Josh Fruhlinger
Contributing Writer

Mobile Java more splintered than ever

how-to
Jan 7, 20102 mins

One of the many ways that JavaFX was supposed to change the world of Java forever: it was supposed to supply a unifying method for creating slick mobile UIs with Java. That’s been one of the technology’s less fulfilled promises (does anyone know of any mobile JavaFX apps out there in the wild?). Instead, Java mobile development in practice remains spread out over various quasi-compatible silos. That didn’t get any better at this week’s CES, when AT&T announced that Qualcomm’s Brew platform would be the foundation of the company’s feature phones. “Feature phone” is the industry term for those phones not quite at the level of an iPhone or Android device, but still with some computing power — and that’s a market where Java ME’s best hopes lie. You can write Java code for the some versions of the BREW platform — including, apparently, the version that AT&T will be using — but doing so comes with the usual sets of wrinkles and requirements involve in writing for a specialized platform.
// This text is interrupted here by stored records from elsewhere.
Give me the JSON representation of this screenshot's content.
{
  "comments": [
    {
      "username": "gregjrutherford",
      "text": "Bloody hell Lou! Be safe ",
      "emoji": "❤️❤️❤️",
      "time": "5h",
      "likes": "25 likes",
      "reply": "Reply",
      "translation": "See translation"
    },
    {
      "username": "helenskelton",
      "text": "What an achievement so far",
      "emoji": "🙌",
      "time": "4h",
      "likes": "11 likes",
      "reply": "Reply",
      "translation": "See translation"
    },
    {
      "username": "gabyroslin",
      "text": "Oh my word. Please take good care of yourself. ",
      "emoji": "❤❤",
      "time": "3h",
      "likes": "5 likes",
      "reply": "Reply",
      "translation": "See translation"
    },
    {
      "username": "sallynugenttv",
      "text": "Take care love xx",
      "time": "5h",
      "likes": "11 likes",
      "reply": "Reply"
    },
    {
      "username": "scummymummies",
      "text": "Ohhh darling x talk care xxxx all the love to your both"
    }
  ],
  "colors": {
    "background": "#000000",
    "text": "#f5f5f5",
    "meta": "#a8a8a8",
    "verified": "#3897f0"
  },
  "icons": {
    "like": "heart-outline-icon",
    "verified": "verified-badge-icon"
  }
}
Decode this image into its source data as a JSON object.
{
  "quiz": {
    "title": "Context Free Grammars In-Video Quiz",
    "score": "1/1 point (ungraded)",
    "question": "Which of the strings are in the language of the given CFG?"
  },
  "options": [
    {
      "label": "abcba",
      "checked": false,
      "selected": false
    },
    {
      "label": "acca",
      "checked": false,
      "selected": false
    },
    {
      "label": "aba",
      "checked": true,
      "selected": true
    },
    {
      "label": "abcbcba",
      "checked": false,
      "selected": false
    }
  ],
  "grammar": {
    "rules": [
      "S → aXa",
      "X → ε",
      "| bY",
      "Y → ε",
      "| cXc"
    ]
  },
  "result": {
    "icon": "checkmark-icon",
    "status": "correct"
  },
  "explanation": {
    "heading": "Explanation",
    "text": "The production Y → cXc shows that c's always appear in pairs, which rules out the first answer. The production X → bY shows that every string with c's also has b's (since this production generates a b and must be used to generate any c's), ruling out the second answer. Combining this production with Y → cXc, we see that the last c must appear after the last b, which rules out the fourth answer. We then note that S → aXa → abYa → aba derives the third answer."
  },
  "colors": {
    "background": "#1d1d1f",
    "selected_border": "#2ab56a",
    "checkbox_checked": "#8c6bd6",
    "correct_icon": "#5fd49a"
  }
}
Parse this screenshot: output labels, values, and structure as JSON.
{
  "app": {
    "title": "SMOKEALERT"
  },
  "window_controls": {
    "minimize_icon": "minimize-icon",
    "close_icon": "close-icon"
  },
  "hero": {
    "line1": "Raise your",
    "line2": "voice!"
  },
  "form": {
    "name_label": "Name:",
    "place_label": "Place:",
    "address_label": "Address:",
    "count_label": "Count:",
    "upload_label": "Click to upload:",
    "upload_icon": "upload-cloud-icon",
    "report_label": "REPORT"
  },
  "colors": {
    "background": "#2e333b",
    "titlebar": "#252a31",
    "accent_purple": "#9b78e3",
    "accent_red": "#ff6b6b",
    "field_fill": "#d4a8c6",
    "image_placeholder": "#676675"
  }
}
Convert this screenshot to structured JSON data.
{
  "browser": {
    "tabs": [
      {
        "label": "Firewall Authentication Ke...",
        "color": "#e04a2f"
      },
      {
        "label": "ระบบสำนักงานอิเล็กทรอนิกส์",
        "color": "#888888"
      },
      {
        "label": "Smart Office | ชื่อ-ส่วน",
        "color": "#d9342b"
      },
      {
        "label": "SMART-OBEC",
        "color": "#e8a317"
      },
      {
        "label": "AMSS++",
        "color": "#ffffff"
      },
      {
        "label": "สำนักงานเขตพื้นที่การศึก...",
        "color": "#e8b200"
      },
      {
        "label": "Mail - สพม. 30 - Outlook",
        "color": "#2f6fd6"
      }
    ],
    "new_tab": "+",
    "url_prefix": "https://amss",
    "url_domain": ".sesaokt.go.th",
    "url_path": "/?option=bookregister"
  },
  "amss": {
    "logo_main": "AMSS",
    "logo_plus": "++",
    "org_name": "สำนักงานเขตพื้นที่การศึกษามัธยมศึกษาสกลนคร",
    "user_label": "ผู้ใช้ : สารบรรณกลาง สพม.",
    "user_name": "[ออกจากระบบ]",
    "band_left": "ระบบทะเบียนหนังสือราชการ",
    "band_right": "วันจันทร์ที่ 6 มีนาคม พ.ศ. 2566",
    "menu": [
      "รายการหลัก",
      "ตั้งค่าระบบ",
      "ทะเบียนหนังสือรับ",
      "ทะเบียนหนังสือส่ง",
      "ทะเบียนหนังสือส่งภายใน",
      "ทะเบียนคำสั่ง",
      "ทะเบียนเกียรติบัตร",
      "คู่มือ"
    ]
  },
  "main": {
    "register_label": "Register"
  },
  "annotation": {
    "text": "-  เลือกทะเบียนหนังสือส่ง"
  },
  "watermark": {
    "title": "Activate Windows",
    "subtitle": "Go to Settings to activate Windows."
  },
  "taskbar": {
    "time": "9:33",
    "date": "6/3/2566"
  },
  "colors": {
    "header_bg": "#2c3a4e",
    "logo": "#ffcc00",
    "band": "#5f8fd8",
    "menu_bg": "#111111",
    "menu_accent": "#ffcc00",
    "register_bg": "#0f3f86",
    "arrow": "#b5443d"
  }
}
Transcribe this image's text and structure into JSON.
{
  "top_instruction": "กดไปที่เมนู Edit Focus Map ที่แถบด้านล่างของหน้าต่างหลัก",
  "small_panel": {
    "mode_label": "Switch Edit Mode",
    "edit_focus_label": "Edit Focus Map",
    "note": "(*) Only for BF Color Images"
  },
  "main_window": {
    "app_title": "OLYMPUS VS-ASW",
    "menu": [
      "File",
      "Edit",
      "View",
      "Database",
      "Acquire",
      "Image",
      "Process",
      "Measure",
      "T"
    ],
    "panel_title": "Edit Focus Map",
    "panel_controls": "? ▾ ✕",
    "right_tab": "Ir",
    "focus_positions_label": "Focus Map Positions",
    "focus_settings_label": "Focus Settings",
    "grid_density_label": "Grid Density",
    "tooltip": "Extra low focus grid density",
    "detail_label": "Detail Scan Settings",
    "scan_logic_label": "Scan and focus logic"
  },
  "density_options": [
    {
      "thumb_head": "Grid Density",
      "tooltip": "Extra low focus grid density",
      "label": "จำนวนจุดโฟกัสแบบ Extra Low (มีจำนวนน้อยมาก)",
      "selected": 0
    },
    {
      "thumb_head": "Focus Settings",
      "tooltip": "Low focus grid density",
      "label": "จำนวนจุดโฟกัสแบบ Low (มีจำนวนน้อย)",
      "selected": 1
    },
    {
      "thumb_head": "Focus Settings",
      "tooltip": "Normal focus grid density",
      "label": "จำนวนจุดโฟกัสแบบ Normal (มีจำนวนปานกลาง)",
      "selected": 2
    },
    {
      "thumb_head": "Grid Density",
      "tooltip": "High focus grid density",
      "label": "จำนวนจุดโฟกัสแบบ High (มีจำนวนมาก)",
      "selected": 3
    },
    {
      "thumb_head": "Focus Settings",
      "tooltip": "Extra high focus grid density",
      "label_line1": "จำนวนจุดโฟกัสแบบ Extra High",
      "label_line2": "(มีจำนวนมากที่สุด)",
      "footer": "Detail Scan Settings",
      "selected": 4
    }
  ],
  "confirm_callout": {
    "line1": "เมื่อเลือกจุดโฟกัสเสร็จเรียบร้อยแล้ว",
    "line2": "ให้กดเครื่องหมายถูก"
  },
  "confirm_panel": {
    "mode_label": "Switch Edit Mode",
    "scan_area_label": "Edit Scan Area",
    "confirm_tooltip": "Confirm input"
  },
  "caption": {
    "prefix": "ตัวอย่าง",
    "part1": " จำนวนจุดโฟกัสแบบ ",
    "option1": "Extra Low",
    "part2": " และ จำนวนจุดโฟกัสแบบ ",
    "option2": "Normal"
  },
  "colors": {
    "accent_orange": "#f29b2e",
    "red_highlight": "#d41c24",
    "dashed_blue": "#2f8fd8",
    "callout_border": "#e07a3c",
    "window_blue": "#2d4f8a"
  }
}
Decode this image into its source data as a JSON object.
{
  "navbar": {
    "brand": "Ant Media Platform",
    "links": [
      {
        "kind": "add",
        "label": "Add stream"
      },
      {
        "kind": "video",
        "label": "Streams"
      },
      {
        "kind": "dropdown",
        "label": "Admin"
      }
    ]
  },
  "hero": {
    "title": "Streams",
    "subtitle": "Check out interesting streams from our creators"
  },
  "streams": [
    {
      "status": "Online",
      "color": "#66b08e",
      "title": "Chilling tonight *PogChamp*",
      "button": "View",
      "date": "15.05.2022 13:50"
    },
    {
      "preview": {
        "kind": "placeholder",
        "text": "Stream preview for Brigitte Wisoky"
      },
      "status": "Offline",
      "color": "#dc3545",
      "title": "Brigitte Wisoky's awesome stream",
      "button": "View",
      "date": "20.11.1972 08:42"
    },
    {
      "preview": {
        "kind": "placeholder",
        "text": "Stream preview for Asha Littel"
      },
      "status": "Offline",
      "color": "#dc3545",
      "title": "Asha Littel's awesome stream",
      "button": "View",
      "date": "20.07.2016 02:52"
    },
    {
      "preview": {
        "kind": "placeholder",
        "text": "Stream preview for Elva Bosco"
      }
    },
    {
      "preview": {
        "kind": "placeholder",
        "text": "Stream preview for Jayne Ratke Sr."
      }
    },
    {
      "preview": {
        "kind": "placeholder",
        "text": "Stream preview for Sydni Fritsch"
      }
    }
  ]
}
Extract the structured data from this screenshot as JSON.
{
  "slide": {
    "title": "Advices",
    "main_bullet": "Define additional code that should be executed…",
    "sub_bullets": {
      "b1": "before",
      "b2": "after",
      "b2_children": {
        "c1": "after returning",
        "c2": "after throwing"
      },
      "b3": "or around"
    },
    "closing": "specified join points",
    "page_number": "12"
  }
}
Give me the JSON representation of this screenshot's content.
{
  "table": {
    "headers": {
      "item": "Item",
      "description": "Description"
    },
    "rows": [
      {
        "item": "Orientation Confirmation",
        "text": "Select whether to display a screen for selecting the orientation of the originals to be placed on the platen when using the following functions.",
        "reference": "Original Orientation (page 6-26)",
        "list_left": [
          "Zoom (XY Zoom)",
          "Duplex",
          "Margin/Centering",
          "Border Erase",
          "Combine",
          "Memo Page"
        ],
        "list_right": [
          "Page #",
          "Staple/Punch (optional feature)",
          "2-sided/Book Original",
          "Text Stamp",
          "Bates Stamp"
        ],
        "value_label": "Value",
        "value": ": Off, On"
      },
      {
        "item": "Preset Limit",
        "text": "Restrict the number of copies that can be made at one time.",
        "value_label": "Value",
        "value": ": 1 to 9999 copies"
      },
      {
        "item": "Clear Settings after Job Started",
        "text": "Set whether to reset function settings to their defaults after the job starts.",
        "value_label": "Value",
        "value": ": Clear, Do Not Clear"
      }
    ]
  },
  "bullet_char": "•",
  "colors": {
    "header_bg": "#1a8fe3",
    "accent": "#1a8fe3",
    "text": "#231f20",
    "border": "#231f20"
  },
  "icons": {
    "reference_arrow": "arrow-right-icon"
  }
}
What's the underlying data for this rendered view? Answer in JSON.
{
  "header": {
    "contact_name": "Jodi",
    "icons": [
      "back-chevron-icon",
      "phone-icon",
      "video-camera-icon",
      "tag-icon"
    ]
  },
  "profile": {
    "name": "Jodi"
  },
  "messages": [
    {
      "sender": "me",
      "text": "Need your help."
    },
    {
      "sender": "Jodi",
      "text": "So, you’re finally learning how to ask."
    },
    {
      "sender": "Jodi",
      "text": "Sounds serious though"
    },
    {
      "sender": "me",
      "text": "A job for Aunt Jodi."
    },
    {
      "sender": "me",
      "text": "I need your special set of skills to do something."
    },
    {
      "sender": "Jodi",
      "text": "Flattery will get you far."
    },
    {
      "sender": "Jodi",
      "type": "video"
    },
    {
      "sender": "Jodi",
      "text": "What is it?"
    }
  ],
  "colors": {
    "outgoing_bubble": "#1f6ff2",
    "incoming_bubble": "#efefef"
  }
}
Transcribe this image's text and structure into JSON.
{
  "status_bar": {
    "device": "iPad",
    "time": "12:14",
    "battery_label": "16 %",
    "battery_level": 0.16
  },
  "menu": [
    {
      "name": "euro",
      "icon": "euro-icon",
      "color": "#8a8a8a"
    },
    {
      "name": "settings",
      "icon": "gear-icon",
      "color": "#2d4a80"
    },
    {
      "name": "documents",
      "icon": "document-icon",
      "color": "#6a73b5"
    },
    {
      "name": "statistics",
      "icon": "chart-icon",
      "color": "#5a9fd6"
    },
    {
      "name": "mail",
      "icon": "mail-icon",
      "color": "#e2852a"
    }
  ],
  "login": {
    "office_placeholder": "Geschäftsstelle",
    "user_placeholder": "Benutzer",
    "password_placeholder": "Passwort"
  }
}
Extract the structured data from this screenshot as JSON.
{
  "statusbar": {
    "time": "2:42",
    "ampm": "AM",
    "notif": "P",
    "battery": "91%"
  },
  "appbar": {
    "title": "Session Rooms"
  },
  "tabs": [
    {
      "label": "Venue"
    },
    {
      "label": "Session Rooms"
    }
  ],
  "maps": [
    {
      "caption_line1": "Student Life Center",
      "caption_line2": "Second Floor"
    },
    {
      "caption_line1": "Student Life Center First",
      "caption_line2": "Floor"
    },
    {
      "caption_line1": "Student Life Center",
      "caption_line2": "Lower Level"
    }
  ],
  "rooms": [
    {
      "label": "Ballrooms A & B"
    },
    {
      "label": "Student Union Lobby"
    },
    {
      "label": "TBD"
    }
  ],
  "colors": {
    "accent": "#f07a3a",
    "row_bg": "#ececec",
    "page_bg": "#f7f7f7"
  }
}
It’s gotten to the point that at least some Java developers are seeing Android as the great hope for mobile Java development. Android is mobile, of course, and it is Java, sort of, in the sense that you can write Java code for Android, but it’s its own specialized Java dialect, which entails both a learning curve for developers and work to port code written for other devices.

It seems that in the mobile realm, the “write once, run anywhere” promise is really down to its lowest common denominator: learn to write one kind of code, run code like that anywhere, with a bit of specialized learning for each platform. It doesn’t appear likely that we’ll be seeing apps written for one gadget running effortlessly on others anytime soon.